Barry Brodd, expert en usage de la force

lors du procès de Derek Chauvin

Barry Brodd a également estimé que le fait de placer et maintenir George Floyd à terre était "objectivement raisonnable". Ce n'était pas, à ses yeux, un recours à la force. Mais les paroles de cet ex-policier ont choqué. Quatre jours après son audition, l'ancienne maison de l'expert a été la cible d'un acte de vandalisme. Du sang et une tête de cochon ont été projetés à l'entrée de la résidence. 

L'ancien policier et expert en usage de la force Barry Brodd, au procès de Derek Chauvin à Minneapolis (Etats-Unis), le 13 avril 2021.  (AP / SIPA)

7Le procureur qui ne trouve "aucune excuse" à Derek Chauvin

Il a été le dernier à s'exprimer face aux jurés, lundi 19 avril. L'avocat de Derek Chauvin, Eric Nelson, a appelé le jury populaire à déclarer son client "non-coupable", et ainsi à l'acquitter. L'accusation, a-t-il défendu, a échoué à prouver "au-delà du doute raisonnable" la culpabilité du policier dans la mort de George Floyd. "Les policiers sont des êtres humains et ils peuvent faire des erreurs dans des situations très stressantes", a toutefois convenu Eric Nelson, demandant aux jurés de ne pas juger "ce que l'agent aurait dû faire ou faire différemment dans ces circonstances".

Un appel à la clémence qui a contrasté avec l'ultime charge de l'accusation. "C'était un meurtre, l'accusé est coupable des trois chefs d'accusation et il n'y a aucune excuse", a plaidé le procureur Steve Schleicher.
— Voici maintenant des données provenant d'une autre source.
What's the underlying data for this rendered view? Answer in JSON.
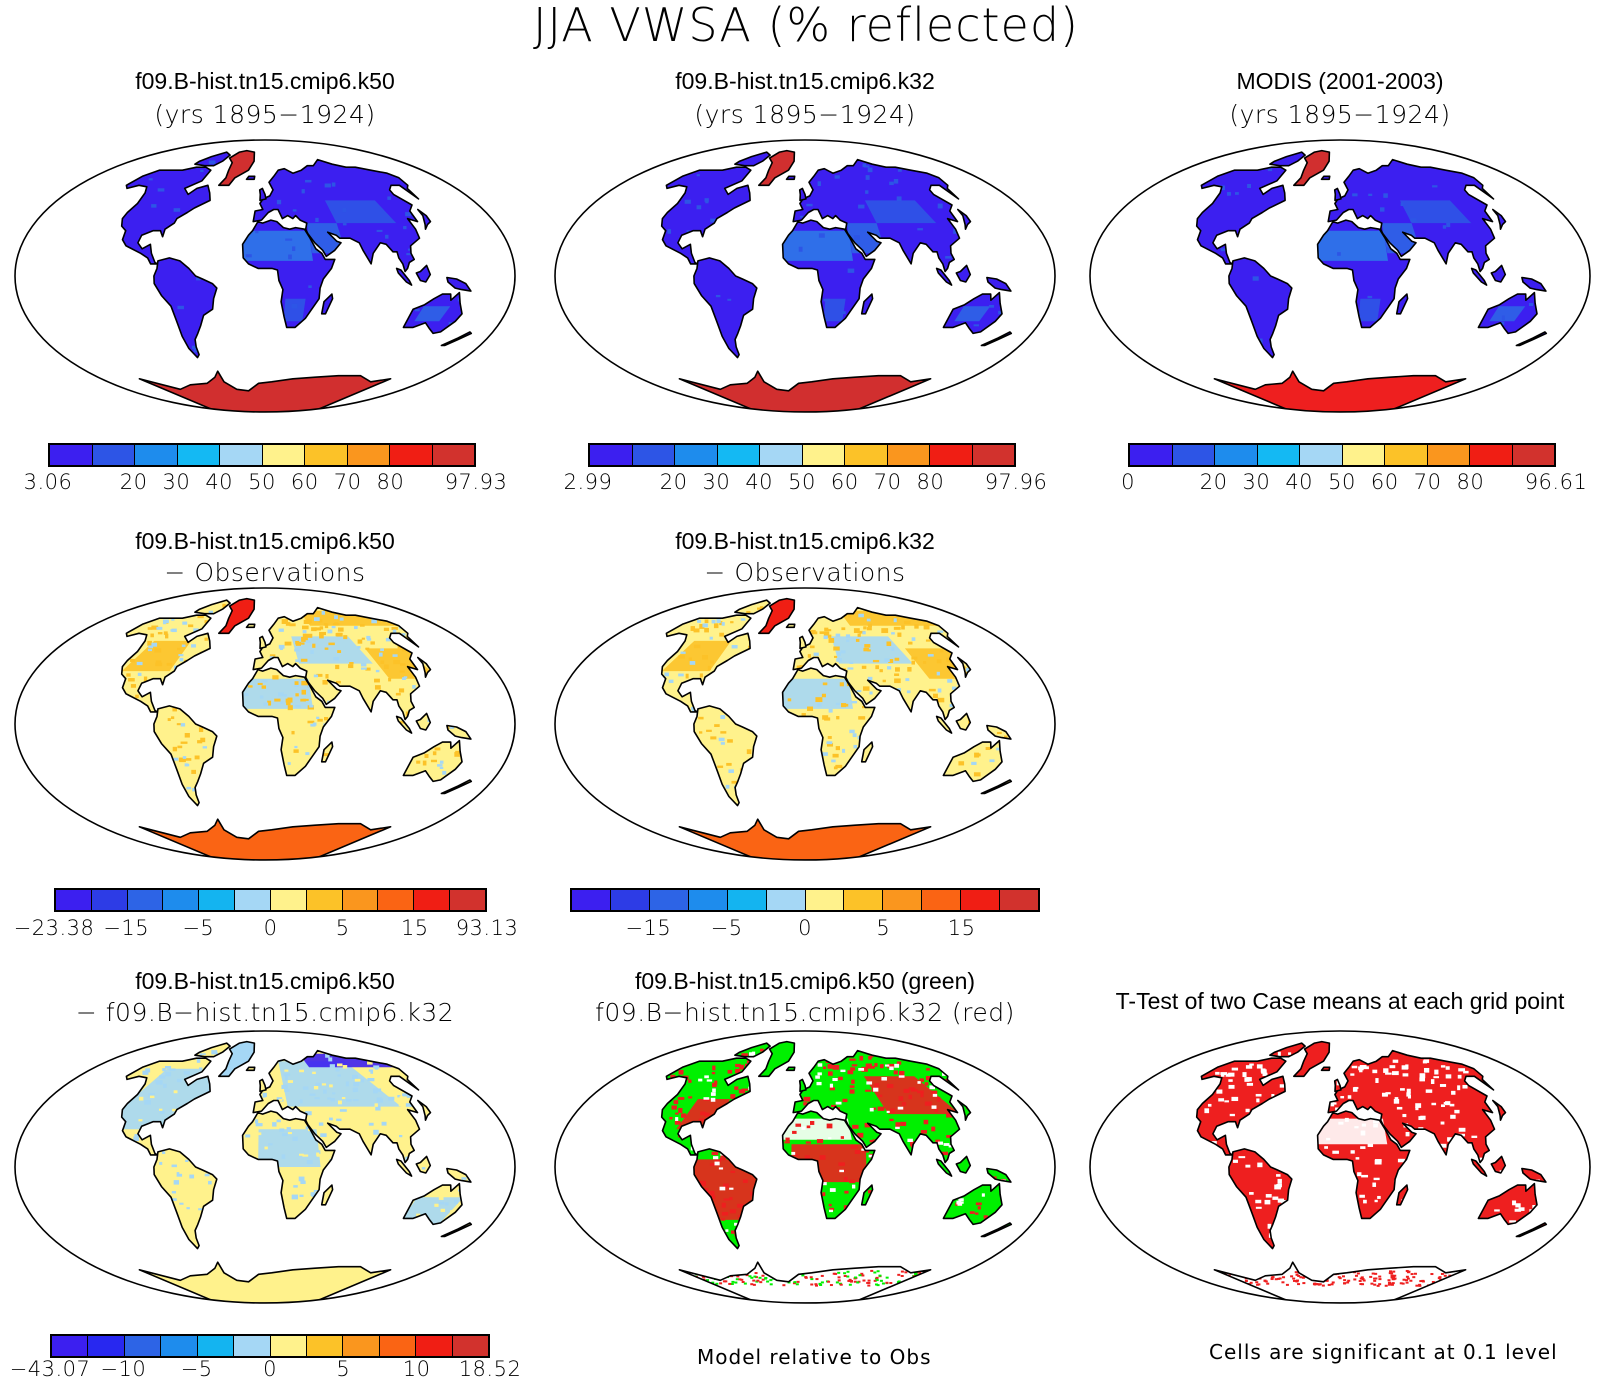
{
  "main_title": "JJA VWSA (% reflected)",
  "panels": [
    {
      "id": "p1",
      "title1": "f09.B-hist.tn15.cmip6.k50",
      "title2": "(yrs 1895−1924)",
      "scheme": "abs",
      "antarctica": "#d12f2f",
      "greenland": "#d12f2f"
    },
    {
      "id": "p2",
      "title1": "f09.B-hist.tn15.cmip6.k32",
      "title2": "(yrs 1895−1924)",
      "scheme": "abs",
      "antarctica": "#d12f2f",
      "greenland": "#d12f2f"
    },
    {
      "id": "p3",
      "title1": "MODIS (2001-2003)",
      "title2": "(yrs 1895−1924)",
      "scheme": "abs",
      "antarctica": "#ee1f1f",
      "greenland": "#d12f2f"
    },
    {
      "id": "p4",
      "title1": "f09.B-hist.tn15.cmip6.k50",
      "title2": "− Observations",
      "scheme": "diff"
    },
    {
      "id": "p5",
      "title1": "f09.B-hist.tn15.cmip6.k32",
      "title2": "− Observations",
      "scheme": "diff"
    },
    {
      "id": "p7",
      "title1": "f09.B-hist.tn15.cmip6.k50",
      "title2": "− f09.B−hist.tn15.cmip6.k32",
      "scheme": "diff2"
    },
    {
      "id": "p8",
      "title1": "f09.B-hist.tn15.cmip6.k50 (green)",
      "title2": "f09.B−hist.tn15.cmip6.k32 (red)",
      "scheme": "greenred"
    },
    {
      "id": "p9",
      "title1": "T-Test of two Case means at each grid point",
      "title2": "",
      "scheme": "ttest"
    }
  ],
  "colorbars": [
    {
      "id": "cb1",
      "colors": [
        "#3c1ff0",
        "#2d55e6",
        "#1e8ced",
        "#14b9f3",
        "#a5d7f5",
        "#fff28c",
        "#fcc228",
        "#fa961e",
        "#f01e14",
        "#d2322d"
      ],
      "labels": [
        "3.06",
        "20",
        "30",
        "40",
        "50",
        "60",
        "70",
        "80",
        "97.93"
      ]
    },
    {
      "id": "cb2",
      "colors": [
        "#3c1ff0",
        "#2d55e6",
        "#1e8ced",
        "#14b9f3",
        "#a5d7f5",
        "#fff28c",
        "#fcc228",
        "#fa961e",
        "#f01e14",
        "#d2322d"
      ],
      "labels": [
        "2.99",
        "20",
        "30",
        "40",
        "50",
        "60",
        "70",
        "80",
        "97.96"
      ]
    },
    {
      "id": "cb3",
      "colors": [
        "#3c1ff0",
        "#2d55e6",
        "#1e8ced",
        "#14b9f3",
        "#a5d7f5",
        "#fff28c",
        "#fcc228",
        "#fa961e",
        "#f01e14",
        "#d2322d"
      ],
      "labels": [
        "0",
        "20",
        "30",
        "40",
        "50",
        "60",
        "70",
        "80",
        "96.61"
      ]
    },
    {
      "id": "cb4",
      "colors": [
        "#3c1ff0",
        "#2d3ce6",
        "#2d64e6",
        "#1e8ced",
        "#14b4f0",
        "#a5d7f5",
        "#fff28c",
        "#fcc228",
        "#fa961e",
        "#fa6414",
        "#f01e14",
        "#d2322d"
      ],
      "labels": [
        "−23.38",
        "−15",
        "−5",
        "0",
        "5",
        "15",
        "93.13"
      ]
    },
    {
      "id": "cb5",
      "colors": [
        "#3c1ff0",
        "#2d3ce6",
        "#2d64e6",
        "#1e8ced",
        "#14b4f0",
        "#a5d7f5",
        "#fff28c",
        "#fcc228",
        "#fa961e",
        "#fa6414",
        "#f01e14",
        "#d2322d"
      ],
      "labels": [
        "−15",
        "−5",
        "0",
        "5",
        "15"
      ]
    },
    {
      "id": "cb7",
      "colors": [
        "#3c1ff0",
        "#2828f0",
        "#2d64e6",
        "#1e8ced",
        "#14b4f0",
        "#a5d7f5",
        "#fff28c",
        "#fcc228",
        "#fa961e",
        "#fa6414",
        "#f01e14",
        "#d2322d"
      ],
      "labels": [
        "−43.07",
        "−10",
        "−5",
        "0",
        "5",
        "10",
        "18.52"
      ]
    }
  ],
  "notes": {
    "model_relative": "Model relative to Obs",
    "significance": "Cells are significant at 0.1 level"
  }
}
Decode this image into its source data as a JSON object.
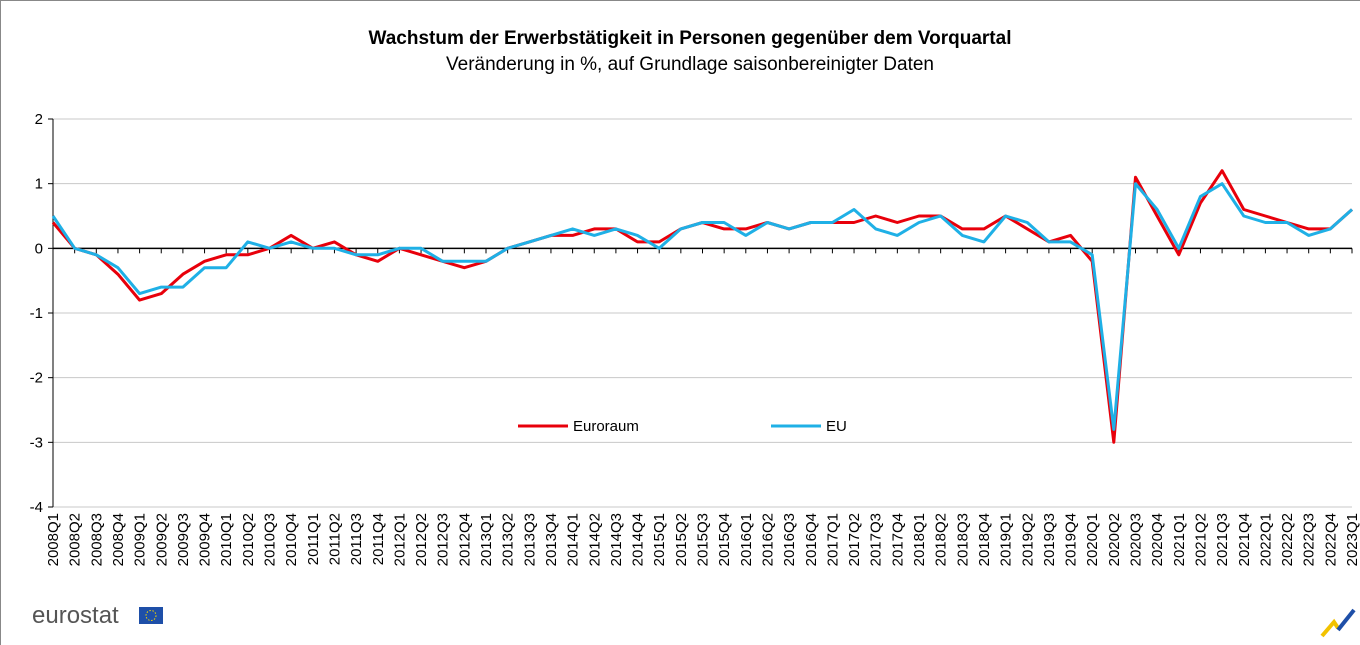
{
  "chart_data": {
    "type": "line",
    "title": "Wachstum der Erwerbstätigkeit in Personen gegenüber dem Vorquartal",
    "subtitle": "Veränderung in %, auf Grundlage saisonbereinigter Daten",
    "categories": [
      "2008Q1",
      "2008Q2",
      "2008Q3",
      "2008Q4",
      "2009Q1",
      "2009Q2",
      "2009Q3",
      "2009Q4",
      "2010Q1",
      "2010Q2",
      "2010Q3",
      "2010Q4",
      "2011Q1",
      "2011Q2",
      "2011Q3",
      "2011Q4",
      "2012Q1",
      "2012Q2",
      "2012Q3",
      "2012Q4",
      "2013Q1",
      "2013Q2",
      "2013Q3",
      "2013Q4",
      "2014Q1",
      "2014Q2",
      "2014Q3",
      "2014Q4",
      "2015Q1",
      "2015Q2",
      "2015Q3",
      "2015Q4",
      "2016Q1",
      "2016Q2",
      "2016Q3",
      "2016Q4",
      "2017Q1",
      "2017Q2",
      "2017Q3",
      "2017Q4",
      "2018Q1",
      "2018Q2",
      "2018Q3",
      "2018Q4",
      "2019Q1",
      "2019Q2",
      "2019Q3",
      "2019Q4",
      "2020Q1",
      "2020Q2",
      "2020Q3",
      "2020Q4",
      "2021Q1",
      "2021Q2",
      "2021Q3",
      "2021Q4",
      "2022Q1",
      "2022Q2",
      "2022Q3",
      "2022Q4",
      "2023Q1"
    ],
    "series": [
      {
        "name": "Euroraum",
        "color": "#e8000b",
        "values": [
          0.4,
          0.0,
          -0.1,
          -0.4,
          -0.8,
          -0.7,
          -0.4,
          -0.2,
          -0.1,
          -0.1,
          0.0,
          0.2,
          0.0,
          0.1,
          -0.1,
          -0.2,
          0.0,
          -0.1,
          -0.2,
          -0.3,
          -0.2,
          0.0,
          0.1,
          0.2,
          0.2,
          0.3,
          0.3,
          0.1,
          0.1,
          0.3,
          0.4,
          0.3,
          0.3,
          0.4,
          0.3,
          0.4,
          0.4,
          0.4,
          0.5,
          0.4,
          0.5,
          0.5,
          0.3,
          0.3,
          0.5,
          0.3,
          0.1,
          0.2,
          -0.2,
          -3.0,
          1.1,
          0.5,
          -0.1,
          0.7,
          1.2,
          0.6,
          0.5,
          0.4,
          0.3,
          0.3,
          0.6
        ]
      },
      {
        "name": "EU",
        "color": "#1fb0e6",
        "values": [
          0.5,
          0.0,
          -0.1,
          -0.3,
          -0.7,
          -0.6,
          -0.6,
          -0.3,
          -0.3,
          0.1,
          0.0,
          0.1,
          0.0,
          0.0,
          -0.1,
          -0.1,
          0.0,
          0.0,
          -0.2,
          -0.2,
          -0.2,
          0.0,
          0.1,
          0.2,
          0.3,
          0.2,
          0.3,
          0.2,
          0.0,
          0.3,
          0.4,
          0.4,
          0.2,
          0.4,
          0.3,
          0.4,
          0.4,
          0.6,
          0.3,
          0.2,
          0.4,
          0.5,
          0.2,
          0.1,
          0.5,
          0.4,
          0.1,
          0.1,
          -0.1,
          -2.8,
          1.0,
          0.6,
          0.0,
          0.8,
          1.0,
          0.5,
          0.4,
          0.4,
          0.2,
          0.3,
          0.6
        ]
      }
    ],
    "ylim": [
      -4,
      2
    ],
    "yticks": [
      -4,
      -3,
      -2,
      -1,
      0,
      1,
      2
    ],
    "grid": true,
    "logo": "eurostat"
  }
}
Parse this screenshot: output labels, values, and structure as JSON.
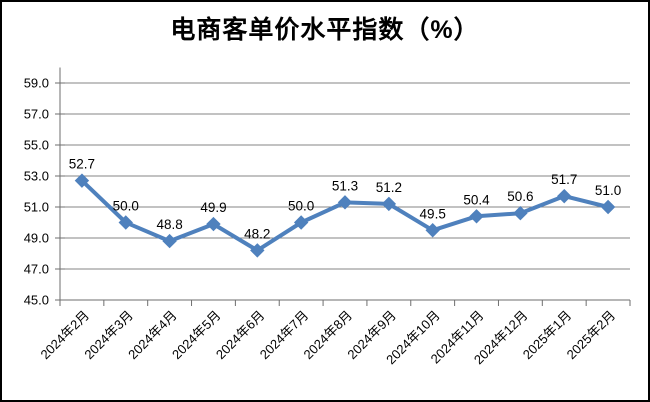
{
  "chart_data": {
    "type": "line",
    "title": "电商客单价水平指数（%）",
    "categories": [
      "2024年2月",
      "2024年3月",
      "2024年4月",
      "2024年5月",
      "2024年6月",
      "2024年7月",
      "2024年8月",
      "2024年9月",
      "2024年10月",
      "2024年11月",
      "2024年12月",
      "2025年1月",
      "2025年2月"
    ],
    "values": [
      52.7,
      50.0,
      48.8,
      49.9,
      48.2,
      50.0,
      51.3,
      51.2,
      49.5,
      50.4,
      50.6,
      51.7,
      51.0
    ],
    "point_labels": [
      "52.7",
      "50.0",
      "48.8",
      "49.9",
      "48.2",
      "50.0",
      "51.3",
      "51.2",
      "49.5",
      "50.4",
      "50.6",
      "51.7",
      "51.0"
    ],
    "xlabel": "",
    "ylabel": "",
    "ylim": [
      45,
      60
    ],
    "ytick_step": 2,
    "ytick_labels": [
      "45.0",
      "47.0",
      "49.0",
      "51.0",
      "53.0",
      "55.0",
      "57.0",
      "59.0"
    ],
    "grid": true,
    "legend": "none",
    "colors": {
      "line": "#4F81BD",
      "marker": "#4F81BD",
      "gridline": "#848484",
      "axis": "#6E6E6E",
      "text": "#000000",
      "background": "#FFFFFF",
      "border": "#000000"
    }
  }
}
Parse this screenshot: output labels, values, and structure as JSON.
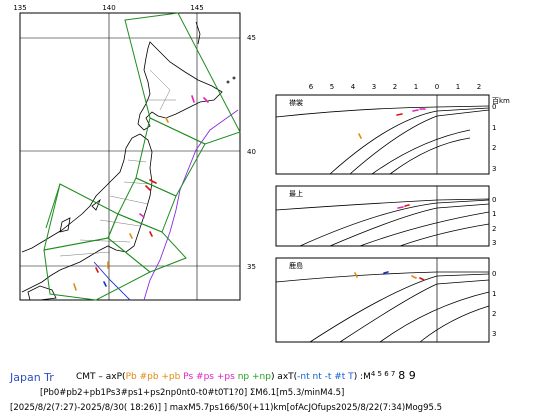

"George Floyd a supplié jusqu'à ce qu'il ne puisse plus parler. Il fallait juste un peu de compassion et personne n'en a montré ce jour-là."

Steve Schleicher

lors du procès de Derek Chauvin

Son collègue, Jerry Blackwell, a quant à lui défendu que le cœur trop grand de George Floyd n'était pas la cause de sa mort : "C'est le cœur trop petit de Derek Chauvin qui est la raison de la mort de George Floyd."